Margo traces the land from Miles down to her Grandma Ellen and sister Adelaide through a variety of records and research, and uncovers more interesting facts along the way. She found Miles obituary in the Friends Review, which confirmed that he was a slave, but became the manager and overseer for the Widow Lassiter and her family, even owning land himself. His wife Healy purchased him for five cents from the family in February of 1840. Miles died on June 22, 1850. He and Healy amassed over 400 acres of land in their lifetime.

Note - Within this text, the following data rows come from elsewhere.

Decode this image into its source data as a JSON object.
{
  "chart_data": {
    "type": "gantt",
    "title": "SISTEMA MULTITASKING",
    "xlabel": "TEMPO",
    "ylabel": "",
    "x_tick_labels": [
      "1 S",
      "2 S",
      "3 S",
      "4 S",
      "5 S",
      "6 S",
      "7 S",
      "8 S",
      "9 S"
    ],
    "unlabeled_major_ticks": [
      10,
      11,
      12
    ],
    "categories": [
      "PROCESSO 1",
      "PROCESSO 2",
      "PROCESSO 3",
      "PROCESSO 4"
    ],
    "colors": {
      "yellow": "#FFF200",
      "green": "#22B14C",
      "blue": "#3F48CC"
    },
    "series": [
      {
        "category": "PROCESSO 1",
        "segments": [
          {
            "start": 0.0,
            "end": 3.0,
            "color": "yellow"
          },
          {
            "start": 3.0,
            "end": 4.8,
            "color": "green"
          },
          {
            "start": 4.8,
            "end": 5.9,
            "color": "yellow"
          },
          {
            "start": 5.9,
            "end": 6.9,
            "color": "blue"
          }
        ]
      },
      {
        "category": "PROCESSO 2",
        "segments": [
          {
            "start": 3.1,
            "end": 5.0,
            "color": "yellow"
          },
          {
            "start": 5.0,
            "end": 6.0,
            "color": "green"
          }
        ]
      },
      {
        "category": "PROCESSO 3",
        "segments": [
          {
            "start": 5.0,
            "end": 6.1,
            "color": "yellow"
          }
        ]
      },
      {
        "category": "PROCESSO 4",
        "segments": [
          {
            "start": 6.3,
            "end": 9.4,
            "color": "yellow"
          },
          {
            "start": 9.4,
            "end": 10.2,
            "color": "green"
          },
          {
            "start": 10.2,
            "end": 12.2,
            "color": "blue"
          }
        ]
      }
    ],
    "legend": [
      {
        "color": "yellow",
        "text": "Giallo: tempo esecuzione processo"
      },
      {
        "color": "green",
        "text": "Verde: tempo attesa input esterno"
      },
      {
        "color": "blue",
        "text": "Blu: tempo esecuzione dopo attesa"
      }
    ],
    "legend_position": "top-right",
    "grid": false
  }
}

Margo’s guess as to why her immediate family became estranged from the rest was that her grandma Ellen sued her sister Adelaide over ownership of the land. She states that her speculation is that “family members took sides in the dispute, with [her] immediate relatives slowly becoming alienated.” She states “the very land that has been the glue for so many family members became the source of separation…” However, she is grateful that her research brought her back to her extended family and that she can now share her legacy with her own daughter.

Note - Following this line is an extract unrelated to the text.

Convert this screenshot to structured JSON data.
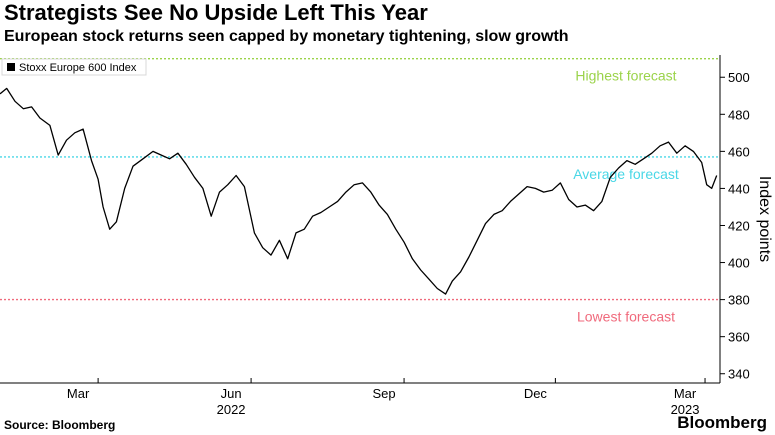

Reading this history has inspired me to do more research on my own ancestral roots. I’ve done just a bit of historical research online of my own family, and found that my roots in Montgomery County go back pretty deep. I always knew that my grandpa, Lyhue Lacy Beane, grew up in Montgomery County. Through his line, we trace all the way back to John Bailey Callicott, who was born in 1745 in Virginia. He served in the Revolutionary War under General George Washington’s command. In 1796, he purchased the “Thomas Ward Plantation” on the Little River in Montgomery County, selling 100 acres in Prince Edward County Virginia. I hope to one day uncover where exactly their land was, as it would be interesting to know. On my maternal grandmother’s side, she still lives on the land where her parents lived, and it’s rewarding to me to hunt the same land they once did. It’s almost certain for every family history that there is a connection to land. It is one thing that bonds us all across generations.
*The history of Miles Lassiter is taken from the book “Miles Lassiter (circa 1777-1850) An Early African-American Quaker from Lassiter Mill, Randolph County, North Carolina: My Research Journey to Home,” by Margo Lee Williams. 2011. Published by Backintyme, Palm Coast, Florida, U.S.A.